Your bottle is quite common in turn of the century dumps and privies.  It contained a liqueur called Kummel.  the ingredients of which include: Caraway seeds, Anise seeds, Fennel seeds, Angelica root, Cloves, Cumin, Vodka, Glycerine and sugar.  As you can see from the trademark it is an imported brand.  The bottles were probably made in Germany.  Value in amber $5-10. Digger 

 Of course - that is an empty one 8 sided - about 10 3/4 to 11" tall?


----------



## ajohn (Oct 19, 2009)

The label


----------



## FloridaRecycled (Oct 19, 2009)

Anthony...this website shows the bottle - if you click on the picture it has a great base shot...I've also seen b/w $15-19 a couple other places (again empty and no label)...

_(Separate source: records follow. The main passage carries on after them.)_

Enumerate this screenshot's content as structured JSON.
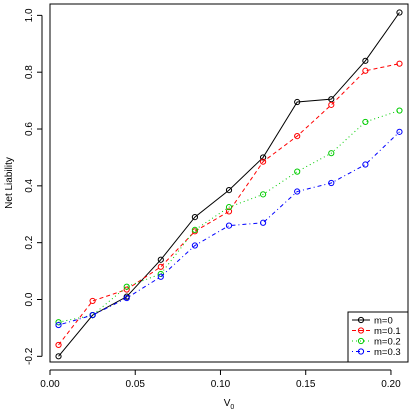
{
  "chart_data": {
    "type": "line",
    "title": "",
    "xlabel": "V",
    "xlabel_subscript": "0",
    "ylabel": "Net Liability",
    "xlim": [
      0.0,
      0.21
    ],
    "ylim": [
      -0.22,
      1.04
    ],
    "xticks": [
      0.0,
      0.05,
      0.1,
      0.15,
      0.2
    ],
    "xtick_labels": [
      "0.00",
      "0.05",
      "0.10",
      "0.15",
      "0.20"
    ],
    "yticks": [
      -0.2,
      0.0,
      0.2,
      0.4,
      0.6,
      0.8,
      1.0
    ],
    "ytick_labels": [
      "-0.2",
      "0.0",
      "0.2",
      "0.4",
      "0.6",
      "0.8",
      "1.0"
    ],
    "grid": false,
    "legend_position": "bottom-right",
    "x": [
      0.005,
      0.025,
      0.045,
      0.065,
      0.085,
      0.105,
      0.125,
      0.145,
      0.165,
      0.185,
      0.205
    ],
    "series": [
      {
        "name": "m=0",
        "color": "#000000",
        "dash": "solid",
        "values": [
          -0.2,
          -0.055,
          0.01,
          0.14,
          0.29,
          0.385,
          0.5,
          0.695,
          0.705,
          0.84,
          1.01
        ]
      },
      {
        "name": "m=0.1",
        "color": "#ff0000",
        "dash": "dashed",
        "values": [
          -0.16,
          -0.005,
          0.035,
          0.115,
          0.24,
          0.31,
          0.485,
          0.575,
          0.685,
          0.805,
          0.83
        ]
      },
      {
        "name": "m=0.2",
        "color": "#00cc00",
        "dash": "dotted",
        "values": [
          -0.08,
          -0.055,
          0.045,
          0.09,
          0.245,
          0.325,
          0.37,
          0.45,
          0.515,
          0.625,
          0.665
        ]
      },
      {
        "name": "m=0.3",
        "color": "#0000ff",
        "dash": "dotdash",
        "values": [
          -0.09,
          -0.055,
          0.005,
          0.08,
          0.19,
          0.26,
          0.27,
          0.38,
          0.41,
          0.475,
          0.59
        ]
      }
    ]
  }
}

http://www.antiquebottles.co.za/Pages/Categories/GlassGeneralSection.htm


----------



## ajohn (Oct 19, 2009)

Thanks Tina.I know better than to buy something without doing my homework.Too bad I don't drink anymore...not really


----------



## FloridaRecycled (Oct 19, 2009)

If you like the bottle (and it's still got label)...plus when you were talking about the Victorian house you are talking about the possibility of getting to dig???  I say woo hoo!  ...and I do hope it works out I would love to see pics/video of that!

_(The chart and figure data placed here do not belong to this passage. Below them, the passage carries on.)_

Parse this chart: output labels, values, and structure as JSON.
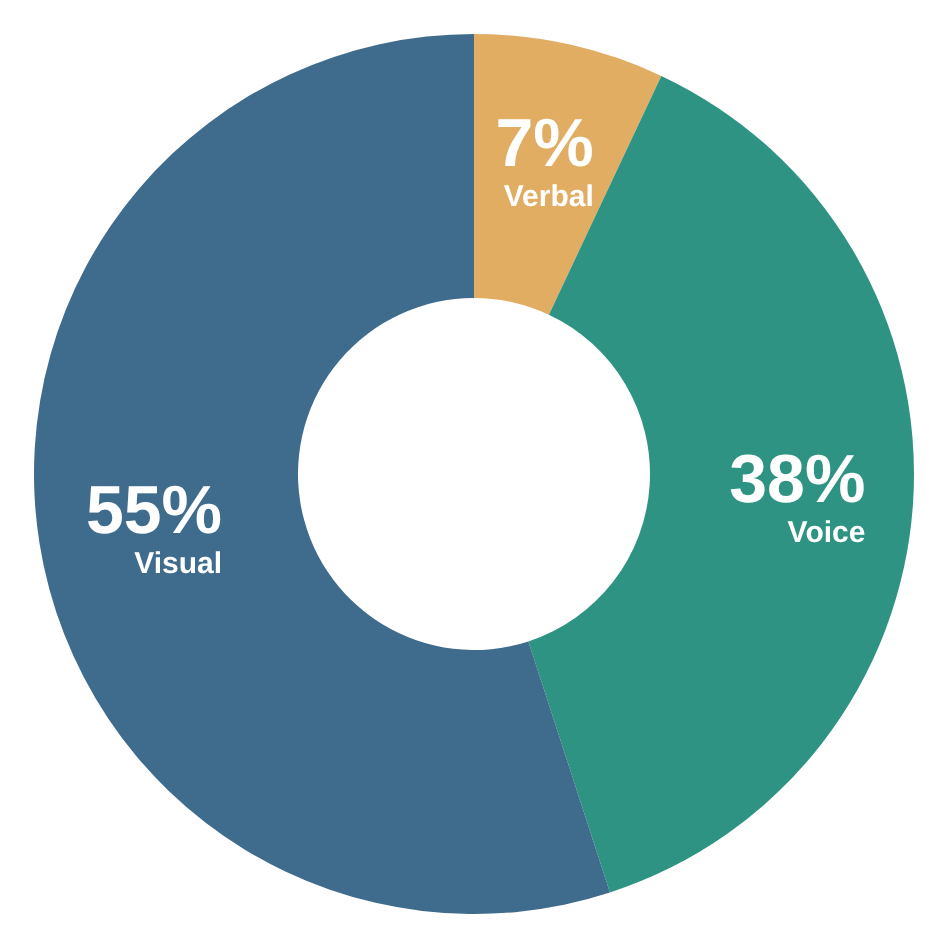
{
  "chart_data": {
    "type": "donut",
    "categories": [
      "Verbal",
      "Voice",
      "Visual"
    ],
    "values": [
      7,
      38,
      55
    ],
    "colors": [
      "#e0ad62",
      "#2e9383",
      "#3f6b8c"
    ],
    "value_labels": [
      "7%",
      "38%",
      "55%"
    ]
  }
}
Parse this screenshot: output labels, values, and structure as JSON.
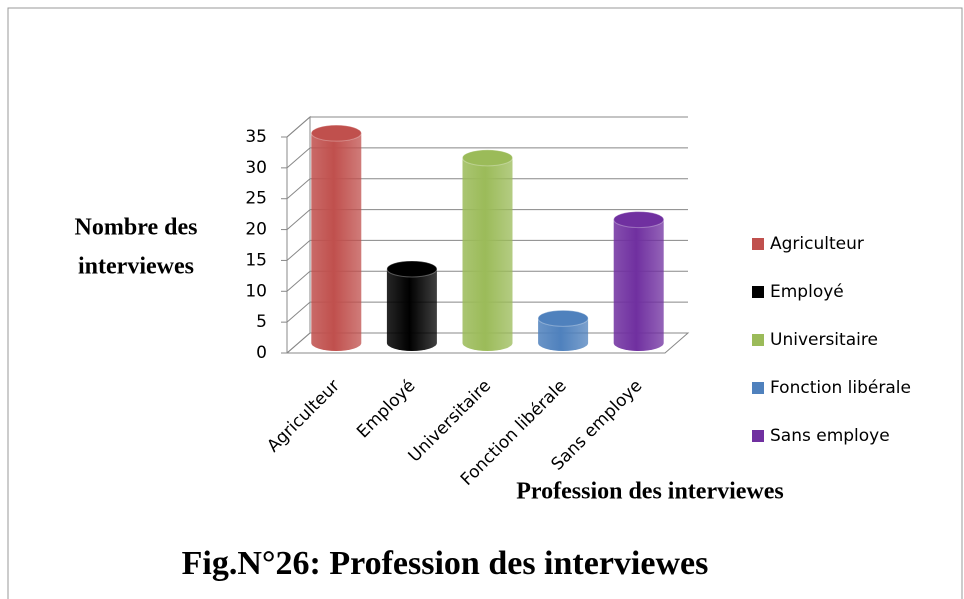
{
  "chart_data": {
    "type": "bar3d",
    "title": "Fig.N°26: Profession des interviewes",
    "y_label": [
      "Nombre des",
      "interviewes"
    ],
    "x_label": "Profession des interviewes",
    "categories": [
      "Agriculteur",
      "Employé",
      "Universitaire",
      "Fonction libérale",
      "Sans employe"
    ],
    "values": [
      34,
      12,
      30,
      4,
      20
    ],
    "colors": [
      "#c0504d",
      "#000000",
      "#9bbb59",
      "#4f81bd",
      "#7030a0"
    ],
    "ylim": [
      0,
      35
    ],
    "yticks": [
      0,
      5,
      10,
      15,
      20,
      25,
      30,
      35
    ],
    "grid": true,
    "legend": "right"
  }
}
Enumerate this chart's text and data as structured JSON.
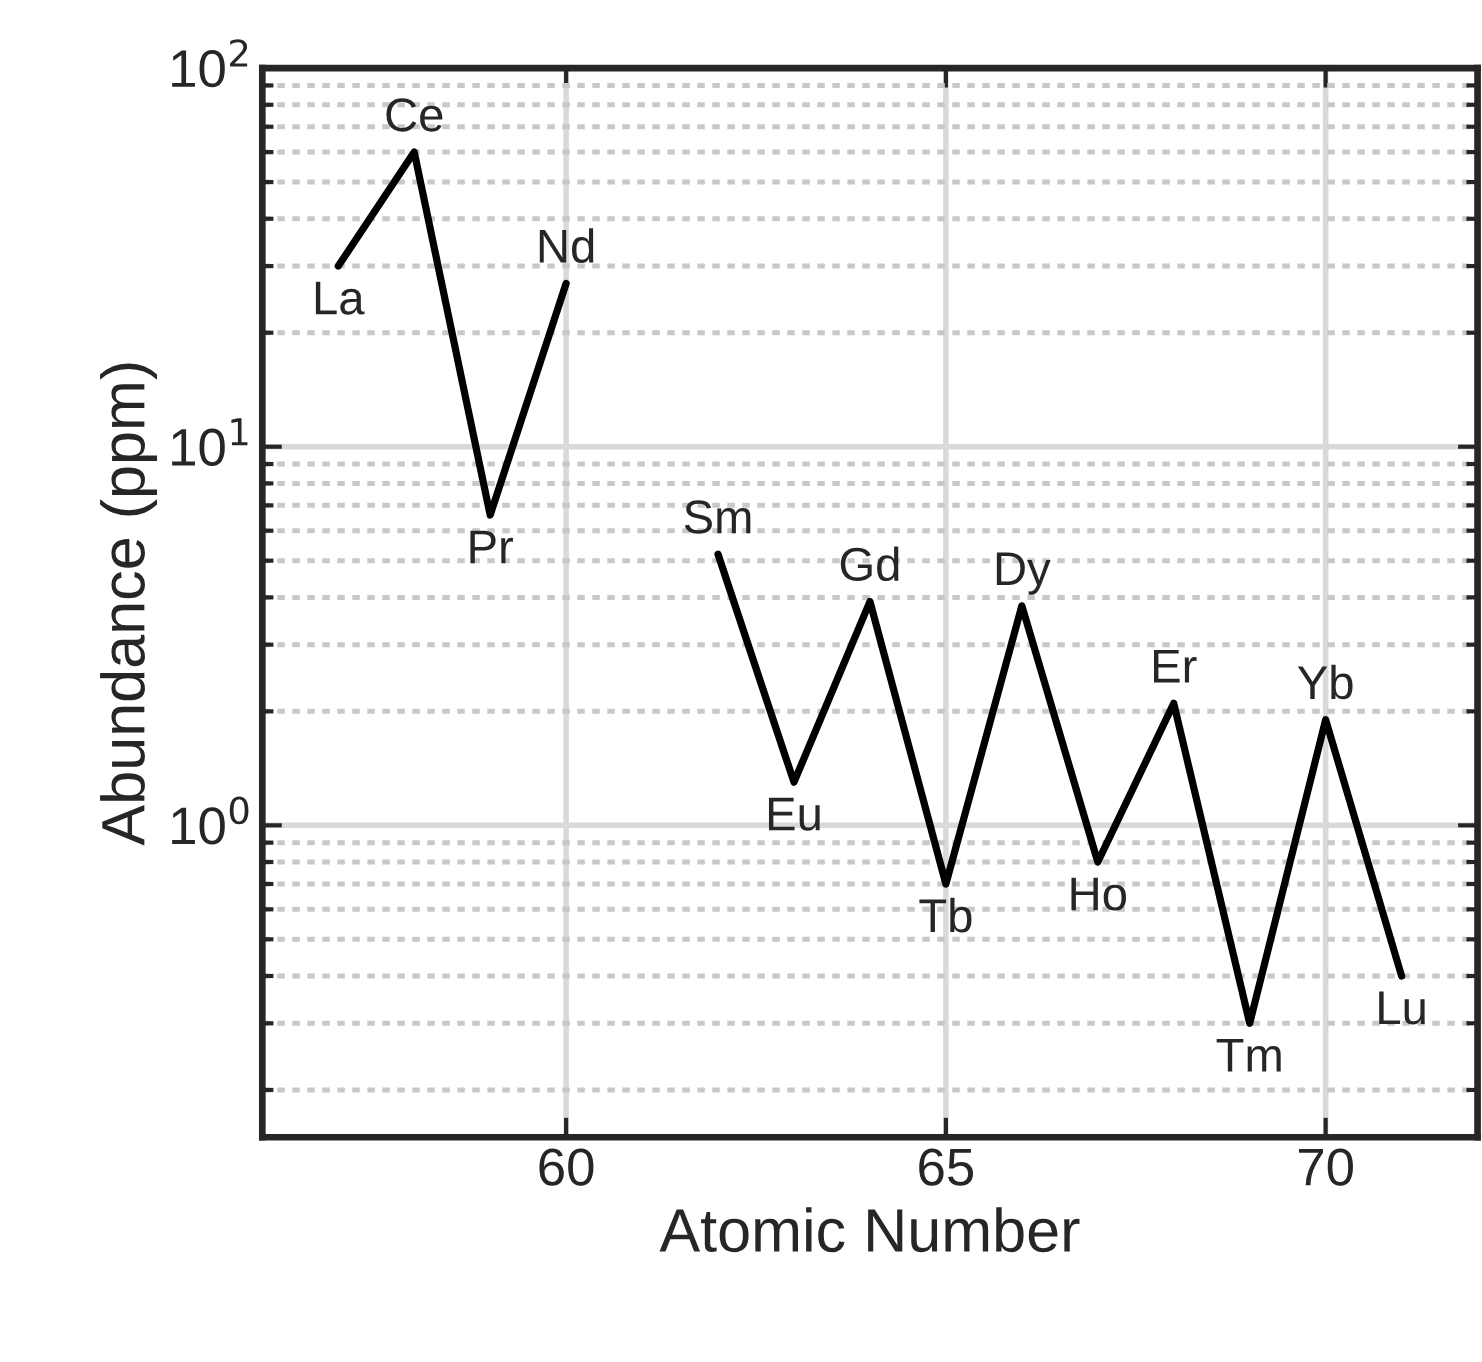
{
  "chart_data": {
    "type": "line",
    "xlabel": "Atomic Number",
    "ylabel": "Abundance (ppm)",
    "x": [
      57,
      58,
      59,
      60,
      61,
      62,
      63,
      64,
      65,
      66,
      67,
      68,
      69,
      70,
      71
    ],
    "series": [
      {
        "color": "#000000",
        "values": [
          30,
          60,
          6.6,
          27,
          null,
          5.2,
          1.3,
          3.9,
          0.7,
          3.8,
          0.8,
          2.1,
          0.3,
          1.9,
          0.4
        ]
      }
    ],
    "annotations": [
      {
        "text": "La",
        "x": 57,
        "y": 30
      },
      {
        "text": "Ce",
        "x": 58,
        "y": 60
      },
      {
        "text": "Pr",
        "x": 59,
        "y": 6.6
      },
      {
        "text": "Nd",
        "x": 60,
        "y": 27
      },
      {
        "text": "Sm",
        "x": 62,
        "y": 5.2
      },
      {
        "text": "Eu",
        "x": 63,
        "y": 1.3
      },
      {
        "text": "Gd",
        "x": 64,
        "y": 3.9
      },
      {
        "text": "Tb",
        "x": 65,
        "y": 0.7
      },
      {
        "text": "Dy",
        "x": 66,
        "y": 3.8
      },
      {
        "text": "Ho",
        "x": 67,
        "y": 0.8
      },
      {
        "text": "Er",
        "x": 68,
        "y": 2.1
      },
      {
        "text": "Tm",
        "x": 69,
        "y": 0.3
      },
      {
        "text": "Yb",
        "x": 70,
        "y": 1.9
      },
      {
        "text": "Lu",
        "x": 71,
        "y": 0.4
      }
    ],
    "log": "y",
    "xlim": [
      56,
      72
    ],
    "xticks": [
      60,
      65,
      70
    ],
    "ylim": [
      0.15,
      100
    ],
    "yticks": [
      {
        "value": 1,
        "label": "10$^{0}$"
      },
      {
        "value": 10,
        "label": "10$^{1}$"
      },
      {
        "value": 100,
        "label": "10$^{2}$"
      }
    ],
    "grid": true,
    "marker": "none",
    "line_style": "solid",
    "legend": false
  }
}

 Gotta love that amber glass (is that what drew you to it?)


----------



## ajohn (Oct 19, 2009)

You betcha,I'm all over the color thing.


----------



## LC (Oct 20, 2009)

I have always liked that bottle , although I do not think it sells for a whole lot of money . Had mine in my hand just the other day out in the building . Only problem with mine , is that years ago a more or less junk bottle I had sitting on a narrower shelf above it fell and landed on the shoulder of the bottle cracking the living H out of it , the top finally even broke off . Its been out there for I know a good twelve years just taking space , I haven't the heart to throw it away .


----------



## JustGlass (Oct 21, 2009)

I like the Gilka bottles. Ive seen them in nice colors. I saw a super crude red amber one in Maine. My brother had his eye on it but by the time he decided to make the purchase it was to late and had sold. I picked up this beautiful yellow amber Gilka in Northwood NH. Ive also seen them in a nice green color. I havn't seen any with labels like the one you posted. Very interesting.


----------



## JustGlass (Oct 21, 2009)

Cool Base


----------



## Tony14 (Oct 22, 2009)

Ive got a nice olive green one sittin around here..ill get some pics up if i get a chance tommarrow


----------



## Tony14 (Oct 28, 2009)

sorry it took so long. i just remembered today lol. Mine is the older variation without the front embossing and is a deep olive amber type color. First one shows the color almost spot on...


----------



## Tony14 (Oct 28, 2009)

and the whole bottle...looks really amber in this one for some reason..not sure why


----------



## Dansalata (Oct 28, 2009)

MAYBE NOT WORTH A LOT BUT A NICE BOTTLE TO ME, I WAS TOTALLY STOKED WHEN I FOUND THIS ONE, I CARRIED IT LIKE A BABY TO MY TRUCK...


----------